- Step 1: Download teacher model - fine-tuned Bert-12 (Ex: teacher model).
- Step 2: Download tinybert - original TinyBert for weights initialization (Ex: tinybert).
- Step 3: use
train.py
to run the teacher model.
python train.py --teacher_model ./data/models/bert-base-uncased \
--data_dir ./data \
--output_dir ./data/models/snips_teacher \
--max_seq_len 50 \
--train_batch_size 32 \
--num_train_epochs 20 \
--stage 2.0
- Step 4: use
train.py
to run the intermediate layer distillation.

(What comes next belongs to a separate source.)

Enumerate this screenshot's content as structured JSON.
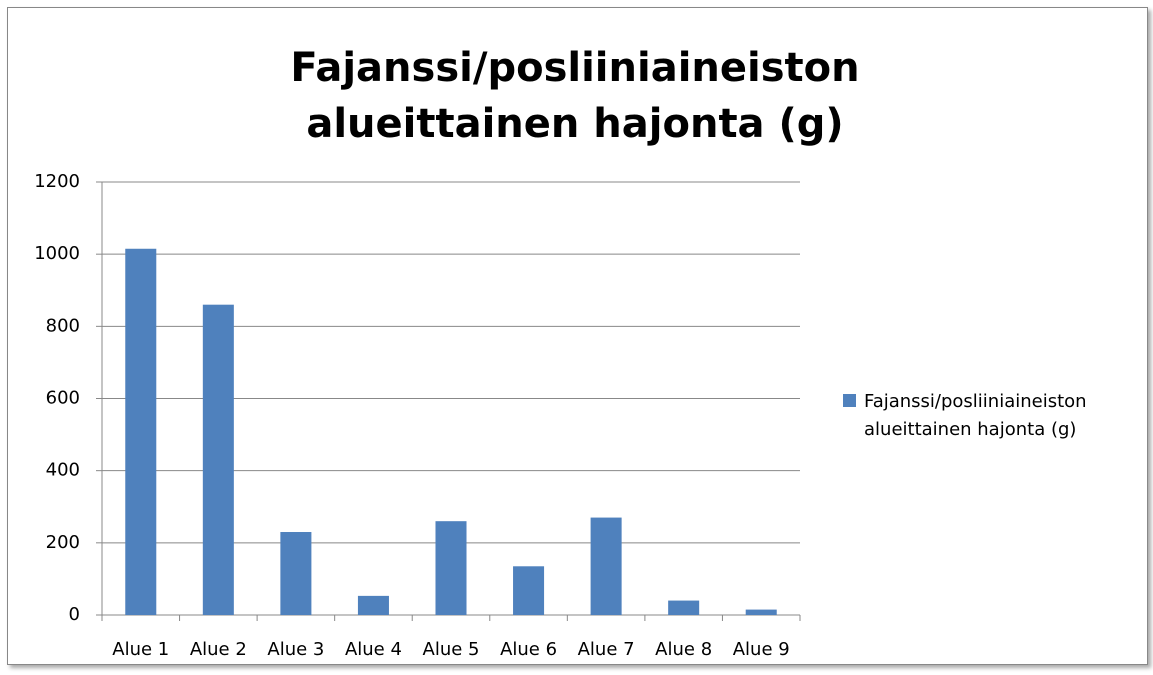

python train.py --teacher_model ./data/models/snips_teacher \
--data_dir ./data \
--tinybert ./data/tinybert \
--output_dir ./data/models/snips_student_tmp \
--max_seq_len 50 \
--train_batch_size 32 \
--num_train_epochs 20 \
--stage 2.1
- Step 5: use
train.py
to run the prediction layer distillation.
python train.py --pred_distill \
--teacher_model ./data/models/snips_teacher \
--student_model ./data/models/snips_student_tmp \
--data_dir ./data \
--tinybert ./data/tinybert \
--output_dir ./data/models/snips_student \
--num_train_epochs 20 \
--eval_step 50 \
--max_seq_len 50 \
--train_batch_size 8 \
--stage 2.2
- predict with input from file
# Predict with input from file
python predict.py \
--input_file ./data/snips/test/seq.in \
--output_file ./data/snips/sample_pred_out.txt \
--model_dir ./data/models/snips_student
- Predict with input from file
python predict.py \
--input_query "input text" \
--output_file ${output_file}$ \
--model_dir ${OUTPUT_DIR}$
python convert.py \
--model_dir ./data/models/snips_student \
--convert_dir ./data/models/snips_convert
Results on test set
Data | Model | Intent acc (%) | Slot F1 (%) |
---|---|---|---|
Snips | BERT | 98.57 | 96.19 |
TinyBERT | 98.14 | 93.36 | |
Tflite | 98.14 | 93.23 | |
Atis | BERT | ||
TinyBERT | |||
Tflite |